Grab your quad and give it a good shake! By that we mean, grab the front bumper, shake it back and forth, and see if anything seems loose. Do the same for the rear, and while you’re at it compress the suspension on both the front and rear to make sure that is working smoothly as well. We go over every nut and bolt to make sure they’re all still tight. Simply give each one a quick check and replace any that are missing. You want everything to be nice and tight, and ready for the upcoming season. One area we often find loose is tie rods, which tend to come loose or wear out rather quickly on some models. Turn the bars and watch -carefully what happens. It’s important to check that everything rolls properly as well, and for that we place the entire quad on a stand, or simply one end at a time and roll the tires. Make sure -nothing drags.
TIRES & WHEELS
If your quads are like ours, sometimes they develop slow leaks in the garage for no apparent reason. Sometimes the leak is from a bent wheel, and more often than not, the only way to fix the problem is to replace the wheel.

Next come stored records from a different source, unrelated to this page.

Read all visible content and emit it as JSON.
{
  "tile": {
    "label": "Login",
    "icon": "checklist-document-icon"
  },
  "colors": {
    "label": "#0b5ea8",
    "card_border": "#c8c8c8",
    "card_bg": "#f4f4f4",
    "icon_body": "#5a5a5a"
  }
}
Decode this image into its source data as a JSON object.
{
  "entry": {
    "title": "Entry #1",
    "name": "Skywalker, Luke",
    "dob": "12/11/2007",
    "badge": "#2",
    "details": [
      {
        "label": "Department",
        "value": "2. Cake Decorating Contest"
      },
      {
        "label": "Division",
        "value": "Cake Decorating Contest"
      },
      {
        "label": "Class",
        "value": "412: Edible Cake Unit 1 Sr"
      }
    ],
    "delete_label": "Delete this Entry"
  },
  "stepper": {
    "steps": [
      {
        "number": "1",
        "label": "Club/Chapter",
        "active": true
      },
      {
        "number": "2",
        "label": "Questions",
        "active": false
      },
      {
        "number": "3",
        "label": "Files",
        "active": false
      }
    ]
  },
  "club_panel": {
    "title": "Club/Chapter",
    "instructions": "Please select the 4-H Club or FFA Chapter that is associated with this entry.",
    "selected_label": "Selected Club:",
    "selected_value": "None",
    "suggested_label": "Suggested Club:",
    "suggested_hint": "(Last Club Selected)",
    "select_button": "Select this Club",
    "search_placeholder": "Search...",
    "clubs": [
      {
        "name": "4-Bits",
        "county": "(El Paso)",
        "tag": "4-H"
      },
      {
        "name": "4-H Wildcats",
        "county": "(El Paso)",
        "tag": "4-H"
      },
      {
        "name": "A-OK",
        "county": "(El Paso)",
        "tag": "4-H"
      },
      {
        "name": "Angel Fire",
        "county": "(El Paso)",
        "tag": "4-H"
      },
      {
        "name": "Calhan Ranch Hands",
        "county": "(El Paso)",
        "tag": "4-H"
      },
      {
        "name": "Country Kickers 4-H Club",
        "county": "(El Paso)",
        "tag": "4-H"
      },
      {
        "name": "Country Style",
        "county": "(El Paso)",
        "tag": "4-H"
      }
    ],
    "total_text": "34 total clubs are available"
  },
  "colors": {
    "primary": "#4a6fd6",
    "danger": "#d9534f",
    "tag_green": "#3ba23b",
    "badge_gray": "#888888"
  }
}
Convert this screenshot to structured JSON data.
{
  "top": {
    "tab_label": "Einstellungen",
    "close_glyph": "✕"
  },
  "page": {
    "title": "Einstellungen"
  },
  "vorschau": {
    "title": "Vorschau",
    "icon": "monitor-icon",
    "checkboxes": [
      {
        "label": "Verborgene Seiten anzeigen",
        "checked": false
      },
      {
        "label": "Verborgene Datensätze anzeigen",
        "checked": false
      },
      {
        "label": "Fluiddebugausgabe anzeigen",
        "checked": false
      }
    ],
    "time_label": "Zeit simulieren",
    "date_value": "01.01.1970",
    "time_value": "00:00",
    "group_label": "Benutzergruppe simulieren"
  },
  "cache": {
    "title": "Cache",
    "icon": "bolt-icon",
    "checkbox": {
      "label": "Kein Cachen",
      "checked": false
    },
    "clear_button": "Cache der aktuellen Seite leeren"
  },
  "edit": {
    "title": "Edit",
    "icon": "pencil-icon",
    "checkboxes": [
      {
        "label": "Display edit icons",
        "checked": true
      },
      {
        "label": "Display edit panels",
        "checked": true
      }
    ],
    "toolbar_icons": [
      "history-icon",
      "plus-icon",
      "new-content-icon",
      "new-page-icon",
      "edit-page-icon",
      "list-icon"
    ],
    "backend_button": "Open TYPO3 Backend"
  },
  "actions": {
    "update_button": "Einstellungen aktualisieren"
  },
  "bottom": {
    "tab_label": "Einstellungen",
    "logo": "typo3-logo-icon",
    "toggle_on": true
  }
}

Before each ride, it’s a good idea to check the pressure, and make sure both sets are matched. That means, make sure both front tires read the same pressure, and both back tires read the same. Uneven pressure from side to side drastically changes handling, and it can even get -unstable on hard packed surfaces. New tires are almost as good as a new girlfriend!
KEEP IT CLEAN
One thing we do after almost every ride, and we always do after a race, is to wash our quad. It makes it much easier to work on, and to spot any potential problem. Do yourself a favor and wash your quad before you work on it, and wash it often during the season. It will be better for both of you. It’s not that hard to take good care of your quad. The tasks we’ve described can be done easily with no special tools, and will make all the difference between a great season of riding, or major problems that can leave you at home while your friends head to the trails. Your ATV can take you pretty much anywhere, and will run practically forever if you clean the air filter, change the oil, and keep it adjusted. Show your quad a little love. After all, it’s one thing in your life that is not the high maintenance type!